Как-то раз сестра Галины не выдержала и поехала за ним. Он вышел, постоял около тех, что списывают с табло биржевой курс, обошел вокзал, потом на улицу и в антикварный магазин. Сидел там часа три, купил какую-то книжку и назад в поезд. Мы не могли поверить, что он только за этим туда ездил. Может, крутился по вокзалу, потому что девушка не пришла? Но в другой раз то же самое.
Галинина сестра — упрямая женщина, ездила за ним до тех пор, пока ей не осточертело. А Стефан постоит, постоит в зале вокзала, а потом идет в книжках копаться».
Неожиданно он заскучал по внучке, по ее мягкой улыбке. Решил сходить за ней в садик. Обратно шли пешком, он держал ее за руку.
— Знаешь, Стефан, а у нас в группе есть одна Ванда. Но совершенно на нее не похожа.
— На кого?
— Ну, на ту бабушку.
— А откуда ты знаешь, как ее звали?
— От папы, но это наша тайна.
Итак, триумфальное возвращение, подумал он с неприязнью.

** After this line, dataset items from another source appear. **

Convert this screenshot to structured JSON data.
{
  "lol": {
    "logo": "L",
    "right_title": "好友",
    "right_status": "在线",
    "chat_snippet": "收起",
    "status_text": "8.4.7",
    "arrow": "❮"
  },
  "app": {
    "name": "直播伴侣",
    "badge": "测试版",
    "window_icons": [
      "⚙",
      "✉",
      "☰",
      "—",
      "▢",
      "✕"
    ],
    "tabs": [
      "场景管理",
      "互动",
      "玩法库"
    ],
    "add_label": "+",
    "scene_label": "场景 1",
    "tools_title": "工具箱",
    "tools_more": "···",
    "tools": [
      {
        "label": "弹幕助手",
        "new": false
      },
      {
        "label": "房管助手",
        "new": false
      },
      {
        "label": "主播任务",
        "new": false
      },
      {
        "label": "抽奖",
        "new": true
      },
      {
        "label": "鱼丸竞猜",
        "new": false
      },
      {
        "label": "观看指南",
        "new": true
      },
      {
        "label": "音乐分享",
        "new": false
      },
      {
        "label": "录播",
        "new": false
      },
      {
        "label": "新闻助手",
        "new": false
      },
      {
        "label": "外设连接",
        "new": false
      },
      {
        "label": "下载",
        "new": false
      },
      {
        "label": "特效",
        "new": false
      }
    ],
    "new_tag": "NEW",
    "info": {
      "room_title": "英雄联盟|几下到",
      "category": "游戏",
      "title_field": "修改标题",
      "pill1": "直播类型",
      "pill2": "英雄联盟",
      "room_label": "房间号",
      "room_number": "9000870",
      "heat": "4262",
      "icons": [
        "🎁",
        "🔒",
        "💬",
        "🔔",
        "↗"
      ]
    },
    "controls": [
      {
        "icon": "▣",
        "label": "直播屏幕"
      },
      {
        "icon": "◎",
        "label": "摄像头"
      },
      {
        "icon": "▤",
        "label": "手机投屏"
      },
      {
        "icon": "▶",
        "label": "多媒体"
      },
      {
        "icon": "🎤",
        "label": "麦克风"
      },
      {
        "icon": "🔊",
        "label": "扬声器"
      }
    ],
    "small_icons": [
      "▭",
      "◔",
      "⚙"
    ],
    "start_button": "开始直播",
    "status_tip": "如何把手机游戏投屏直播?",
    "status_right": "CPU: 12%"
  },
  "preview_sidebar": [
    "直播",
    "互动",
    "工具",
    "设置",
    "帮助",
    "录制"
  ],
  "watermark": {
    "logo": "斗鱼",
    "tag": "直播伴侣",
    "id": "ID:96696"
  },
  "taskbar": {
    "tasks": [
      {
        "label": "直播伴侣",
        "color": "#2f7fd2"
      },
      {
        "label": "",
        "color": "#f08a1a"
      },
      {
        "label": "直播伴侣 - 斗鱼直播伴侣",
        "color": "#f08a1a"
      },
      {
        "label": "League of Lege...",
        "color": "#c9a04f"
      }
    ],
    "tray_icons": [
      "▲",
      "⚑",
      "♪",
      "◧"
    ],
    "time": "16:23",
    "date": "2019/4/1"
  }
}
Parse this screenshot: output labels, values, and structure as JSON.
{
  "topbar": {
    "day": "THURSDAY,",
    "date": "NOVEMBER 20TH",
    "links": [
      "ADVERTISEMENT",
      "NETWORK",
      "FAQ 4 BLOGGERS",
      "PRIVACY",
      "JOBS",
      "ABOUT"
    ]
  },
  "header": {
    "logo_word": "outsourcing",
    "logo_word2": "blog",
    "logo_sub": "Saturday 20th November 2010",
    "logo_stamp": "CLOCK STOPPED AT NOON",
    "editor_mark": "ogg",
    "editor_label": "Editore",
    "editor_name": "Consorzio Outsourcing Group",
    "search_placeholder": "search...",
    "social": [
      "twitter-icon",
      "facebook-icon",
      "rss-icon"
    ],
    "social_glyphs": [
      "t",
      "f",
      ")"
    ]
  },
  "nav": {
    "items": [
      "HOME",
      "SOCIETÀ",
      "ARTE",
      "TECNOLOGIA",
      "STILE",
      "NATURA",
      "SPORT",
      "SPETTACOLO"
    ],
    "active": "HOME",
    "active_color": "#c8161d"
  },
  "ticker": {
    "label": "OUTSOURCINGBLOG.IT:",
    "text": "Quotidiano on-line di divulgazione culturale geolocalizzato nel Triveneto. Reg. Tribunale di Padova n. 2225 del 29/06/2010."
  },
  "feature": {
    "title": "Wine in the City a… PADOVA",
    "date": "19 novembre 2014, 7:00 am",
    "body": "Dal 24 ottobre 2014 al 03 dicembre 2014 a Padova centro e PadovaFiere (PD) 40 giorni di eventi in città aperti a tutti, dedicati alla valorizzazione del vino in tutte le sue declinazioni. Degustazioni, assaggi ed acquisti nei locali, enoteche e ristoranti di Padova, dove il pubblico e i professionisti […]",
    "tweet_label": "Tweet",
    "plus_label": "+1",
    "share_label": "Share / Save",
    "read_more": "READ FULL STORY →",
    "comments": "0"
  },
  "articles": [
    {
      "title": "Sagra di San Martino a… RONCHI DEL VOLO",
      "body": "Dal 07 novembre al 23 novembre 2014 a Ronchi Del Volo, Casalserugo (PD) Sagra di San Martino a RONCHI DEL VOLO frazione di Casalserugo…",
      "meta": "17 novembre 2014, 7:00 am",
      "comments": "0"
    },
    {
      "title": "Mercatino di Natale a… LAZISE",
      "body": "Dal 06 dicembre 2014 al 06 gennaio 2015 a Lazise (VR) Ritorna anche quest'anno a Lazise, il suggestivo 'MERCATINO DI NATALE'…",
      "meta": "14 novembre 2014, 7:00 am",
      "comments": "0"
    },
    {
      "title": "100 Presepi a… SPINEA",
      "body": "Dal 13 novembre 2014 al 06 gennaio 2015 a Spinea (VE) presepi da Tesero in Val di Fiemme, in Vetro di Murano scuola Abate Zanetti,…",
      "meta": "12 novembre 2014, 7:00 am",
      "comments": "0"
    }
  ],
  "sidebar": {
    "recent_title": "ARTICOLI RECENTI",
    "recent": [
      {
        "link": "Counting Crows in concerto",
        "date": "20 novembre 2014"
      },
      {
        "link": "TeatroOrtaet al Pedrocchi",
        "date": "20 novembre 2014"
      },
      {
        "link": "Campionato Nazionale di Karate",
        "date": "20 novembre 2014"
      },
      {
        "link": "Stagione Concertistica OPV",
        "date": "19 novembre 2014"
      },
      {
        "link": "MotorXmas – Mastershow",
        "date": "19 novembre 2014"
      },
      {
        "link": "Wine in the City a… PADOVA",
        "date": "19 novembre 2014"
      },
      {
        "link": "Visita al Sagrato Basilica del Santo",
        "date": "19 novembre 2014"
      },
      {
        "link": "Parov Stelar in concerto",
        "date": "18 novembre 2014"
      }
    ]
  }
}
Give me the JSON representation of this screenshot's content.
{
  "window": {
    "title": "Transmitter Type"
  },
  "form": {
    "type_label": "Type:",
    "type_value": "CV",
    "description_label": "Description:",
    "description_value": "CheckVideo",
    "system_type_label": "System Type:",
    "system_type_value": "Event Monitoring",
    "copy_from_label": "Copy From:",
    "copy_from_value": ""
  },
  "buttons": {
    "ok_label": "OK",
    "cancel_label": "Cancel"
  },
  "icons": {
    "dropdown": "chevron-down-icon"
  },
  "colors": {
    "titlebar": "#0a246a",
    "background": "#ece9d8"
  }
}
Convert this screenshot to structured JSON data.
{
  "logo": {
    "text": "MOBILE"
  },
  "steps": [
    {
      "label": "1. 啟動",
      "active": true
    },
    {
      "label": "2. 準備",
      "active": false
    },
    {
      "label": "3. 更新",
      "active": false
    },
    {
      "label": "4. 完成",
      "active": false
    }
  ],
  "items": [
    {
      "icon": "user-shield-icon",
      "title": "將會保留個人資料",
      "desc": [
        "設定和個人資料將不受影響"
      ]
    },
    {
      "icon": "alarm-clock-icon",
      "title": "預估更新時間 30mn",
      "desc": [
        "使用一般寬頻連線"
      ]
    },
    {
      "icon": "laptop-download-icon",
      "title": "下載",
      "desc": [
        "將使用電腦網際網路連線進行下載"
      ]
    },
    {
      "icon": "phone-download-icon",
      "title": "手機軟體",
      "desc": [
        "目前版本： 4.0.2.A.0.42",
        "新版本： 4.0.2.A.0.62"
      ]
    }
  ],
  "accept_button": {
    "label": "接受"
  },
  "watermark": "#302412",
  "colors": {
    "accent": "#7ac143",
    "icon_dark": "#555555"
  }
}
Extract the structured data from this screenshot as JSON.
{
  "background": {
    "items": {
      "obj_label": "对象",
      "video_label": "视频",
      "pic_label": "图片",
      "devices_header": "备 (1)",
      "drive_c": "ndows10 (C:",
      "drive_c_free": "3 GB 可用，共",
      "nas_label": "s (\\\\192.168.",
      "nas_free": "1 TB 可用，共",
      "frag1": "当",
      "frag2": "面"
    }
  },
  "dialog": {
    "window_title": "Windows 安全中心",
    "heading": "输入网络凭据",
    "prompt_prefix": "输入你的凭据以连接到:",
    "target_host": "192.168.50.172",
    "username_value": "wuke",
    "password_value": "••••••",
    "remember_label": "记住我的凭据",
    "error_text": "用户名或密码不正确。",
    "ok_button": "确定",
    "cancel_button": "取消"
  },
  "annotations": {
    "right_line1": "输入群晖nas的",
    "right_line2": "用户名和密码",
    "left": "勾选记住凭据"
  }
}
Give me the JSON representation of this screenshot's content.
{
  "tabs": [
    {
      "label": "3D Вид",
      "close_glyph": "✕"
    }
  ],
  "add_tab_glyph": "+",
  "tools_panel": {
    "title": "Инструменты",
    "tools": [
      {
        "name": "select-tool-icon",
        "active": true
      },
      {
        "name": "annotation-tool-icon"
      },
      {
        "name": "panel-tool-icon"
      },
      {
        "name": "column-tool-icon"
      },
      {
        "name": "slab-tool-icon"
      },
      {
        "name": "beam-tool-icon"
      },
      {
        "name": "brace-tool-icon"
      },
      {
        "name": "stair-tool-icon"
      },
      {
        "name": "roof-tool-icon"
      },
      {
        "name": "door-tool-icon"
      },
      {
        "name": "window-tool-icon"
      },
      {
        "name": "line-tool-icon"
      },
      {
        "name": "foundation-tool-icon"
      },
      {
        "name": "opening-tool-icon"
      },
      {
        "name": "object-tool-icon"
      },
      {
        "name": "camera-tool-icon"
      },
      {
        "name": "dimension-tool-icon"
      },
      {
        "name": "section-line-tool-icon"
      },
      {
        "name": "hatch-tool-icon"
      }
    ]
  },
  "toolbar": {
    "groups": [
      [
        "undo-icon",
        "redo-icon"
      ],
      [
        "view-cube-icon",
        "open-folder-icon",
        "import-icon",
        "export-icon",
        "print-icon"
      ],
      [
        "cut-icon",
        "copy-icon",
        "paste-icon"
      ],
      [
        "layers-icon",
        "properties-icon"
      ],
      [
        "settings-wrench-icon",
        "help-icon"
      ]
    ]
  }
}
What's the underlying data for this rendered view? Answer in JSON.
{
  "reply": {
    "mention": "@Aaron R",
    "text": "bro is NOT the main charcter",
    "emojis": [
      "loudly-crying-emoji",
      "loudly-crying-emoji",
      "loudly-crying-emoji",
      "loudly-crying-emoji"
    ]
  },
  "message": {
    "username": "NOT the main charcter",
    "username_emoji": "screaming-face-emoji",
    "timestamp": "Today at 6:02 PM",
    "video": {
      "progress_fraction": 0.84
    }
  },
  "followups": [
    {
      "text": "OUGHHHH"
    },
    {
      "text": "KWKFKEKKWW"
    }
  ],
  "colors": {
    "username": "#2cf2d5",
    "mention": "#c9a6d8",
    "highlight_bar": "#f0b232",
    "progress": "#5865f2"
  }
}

«— Мама, ты что сегодня делала?
— Была у сестры Галины. Помогала ей приметывать платье. Помнишь тех Джонесов, которые около них живут? Он такой худой, как кочерга.
— Ну-ну, помню.
— Разводятся после двадцати лет.
— Я же говорил, что от бесконечной стрижки газонов можно мозгами двинуться.
— Не в этом дело, сынок, теперь все меньше людей, готовых уступать друг другу.
Сели мы раз с сестрой Галины поговорить за чашечкой кофе. Это редко бывает — и у нее, и у меня работы хватает.
— А хотелось бы тебе на старости вернуться к себе домой, хотя бы просто посмотреть?
— Даже не знаю, — отвечаю, и какой-то страх во мне от этого вопроса закопошился. Где он есть, этот мой дом? Ветер его развеял.
А она снова:
— Тебя тогда Галинка так описала, как живую. Нам с Казиком сразу захотелось с тобой познакомиться. И Посмотри: столько лет одной дорогой с тобой идем.